Overcoming IIoT Scaling and Implementation Hurdles

  /  Industrial IoT   /  Connected Industry   /  Overcoming IIoT Scaling and Implementation Hurdles
iiot

Overcoming IIoT Scaling and Implementation Hurdles

While IoT technology promises to help drive the next industrial revolution, we are still in the beginning phases of the transition. Industrial companies at large are progressing with IoT initiatives but few have advanced deployments.

Even as executives begin to see IoT as a crucial part of the business going forward, they must contend with a variety of challenges. Potential stumbling blocks include everything from the often-clashing cultures of their IT and OT (operational technology) departments, lack of budget support, cybersecurity, data integration and the need to integrate green- and brownfield infrastructure.

A growing number of industrial IoT projects, however, to more-mature deployments. A survey from 451 Research of OT professionals found that 44 percent of IoT projects had moved beyond the proof of concept phase. That is heartening news, considering that just last year, a Cisco survey revealed that three-fourths of IoT projects are stalling in their pilot stages. As we move beyond just awareness of the power of IoT, leaders managing IoT deployments have a variety of challenges to address related to scaling and implementing IoT on a large scale, including the growing pains of going global, project management hurdles, and implementation challenges.

Top challenges 

The hurdles facing companies are multi-faceted. In a recent study by Internet of Things World, IIoT executives said that the top challenge in scaling IoT projects include dealing with legacy devices and software and the need for highly specialized and custom solutions, with 53.33% of respondents’ votes.

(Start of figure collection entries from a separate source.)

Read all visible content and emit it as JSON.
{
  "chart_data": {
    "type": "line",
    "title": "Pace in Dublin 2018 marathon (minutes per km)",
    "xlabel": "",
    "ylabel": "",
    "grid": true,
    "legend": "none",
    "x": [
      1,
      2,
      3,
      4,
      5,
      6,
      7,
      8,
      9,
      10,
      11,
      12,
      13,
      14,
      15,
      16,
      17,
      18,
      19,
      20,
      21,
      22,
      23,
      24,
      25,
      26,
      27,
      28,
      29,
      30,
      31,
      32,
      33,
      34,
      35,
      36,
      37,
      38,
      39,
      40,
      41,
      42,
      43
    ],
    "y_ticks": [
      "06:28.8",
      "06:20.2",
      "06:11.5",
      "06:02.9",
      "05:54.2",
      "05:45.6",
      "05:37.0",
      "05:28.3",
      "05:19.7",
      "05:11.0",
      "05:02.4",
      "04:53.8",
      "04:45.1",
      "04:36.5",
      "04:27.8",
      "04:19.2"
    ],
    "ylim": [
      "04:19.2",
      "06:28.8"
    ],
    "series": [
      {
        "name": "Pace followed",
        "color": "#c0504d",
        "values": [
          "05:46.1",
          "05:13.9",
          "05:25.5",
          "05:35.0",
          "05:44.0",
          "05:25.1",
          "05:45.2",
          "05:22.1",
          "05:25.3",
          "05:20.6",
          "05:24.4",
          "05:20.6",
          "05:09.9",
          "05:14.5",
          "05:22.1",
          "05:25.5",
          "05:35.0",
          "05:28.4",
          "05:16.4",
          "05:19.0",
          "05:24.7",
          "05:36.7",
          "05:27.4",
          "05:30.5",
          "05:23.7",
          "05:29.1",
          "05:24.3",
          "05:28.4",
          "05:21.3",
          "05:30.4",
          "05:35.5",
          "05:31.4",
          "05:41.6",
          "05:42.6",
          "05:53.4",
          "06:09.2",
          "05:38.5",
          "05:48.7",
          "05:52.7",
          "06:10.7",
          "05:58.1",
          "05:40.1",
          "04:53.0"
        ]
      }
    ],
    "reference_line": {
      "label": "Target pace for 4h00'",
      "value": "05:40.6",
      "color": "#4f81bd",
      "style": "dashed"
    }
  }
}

Next in line was managing which departments will be responsible for IoT-related sensors, gateways, networking equipment, analytics, hardware and software, etc., (46.7%). Ultimately, we’re really only at the beginning of the IIoT revolution. As the World Economic Forum concluded: “We are at the beginning of the transformation journey, and no country has reached the frontier of readiness, let alone harnessed the full potential of the Fourth Industrial Revolution in production.”

Going global growing pains

To begin to harness IIoT’s full potential, industrial firms will need sound business strategies and deep domain expertise as much as they do cutting-edge IT technology. Of the international companies surveyed by IoT World, half currently lack a global IoT strategy. Nearly a quarter of them are developing one, but 16.49% have yet to begin. Having a company-wide, global strategy is especially important because, in the effort to expand globally, more and more devices will come into play. One area where IIoT executives are excelling in comparison to the IoT industry more broadly is in the number of devices they’re prepared to handle. Forty percent of IIoT executives said their company could handle 100,000+ devices, whereas nearly half of IoT executives (46.39%) were only confident that their company could handle up to 1,000 devices.

Project management hurdles 

Managing the cross-functional nature of IoT implementation vexes many organizations. Just determining who is responsible for an IoT project — whether operations, IT or the C-suite — can be tricky. Companies are choosing diverse strategies, with the largest group of IIoT executives (46.67%) choosing to build a business strategy team tasked with implementing IoT within the company. Trailing that, 20% are asking the C-Suite to take the helm in leading this implementation, followed by 13.33% choosing OT. To enable cross-functional collaboration, it’s crucial for IT and OT to connect and start working together from the beginning. This type of coordination can align incentives between the industrial company’s staff, so that the organization can, say, leverage IT’s expertise in network administration and cybersecurity while responding to OT’s focus on uptime, safety and quality initiatives.

No matter who takes the helm, clear leadership is important for IIoT projects to transform proof-of-concept projects into initiatives with the power to transform the organization’s business. A company’s CFO or COO is likely to want to see evidence that an IoT project can improve efficiency and product quality, drive new revenue or another benefit such as a safer workplace. Twenty-six percent of IIoT respondents singled out the lack of the support for a production-quality deployment as a key hurdle.

Ultimately, the IIoT ecosystem can be vast and difficult to navigate, but as Aru Bala, President Innovation Business at Stanley Black & Decker and a speaker at this year’s Internet of Things World, puts it: “We have reached an inflection point where IoT is starting to accelerate to commercial mass scaling from the POC experimentation stage, so it’s imperative for organizations to have a coherent IoT deployment strategy and not to be left out in this digital transformation arena.” Companies who start making a plan today to support and develop IIoT initiatives will prime themselves for future success.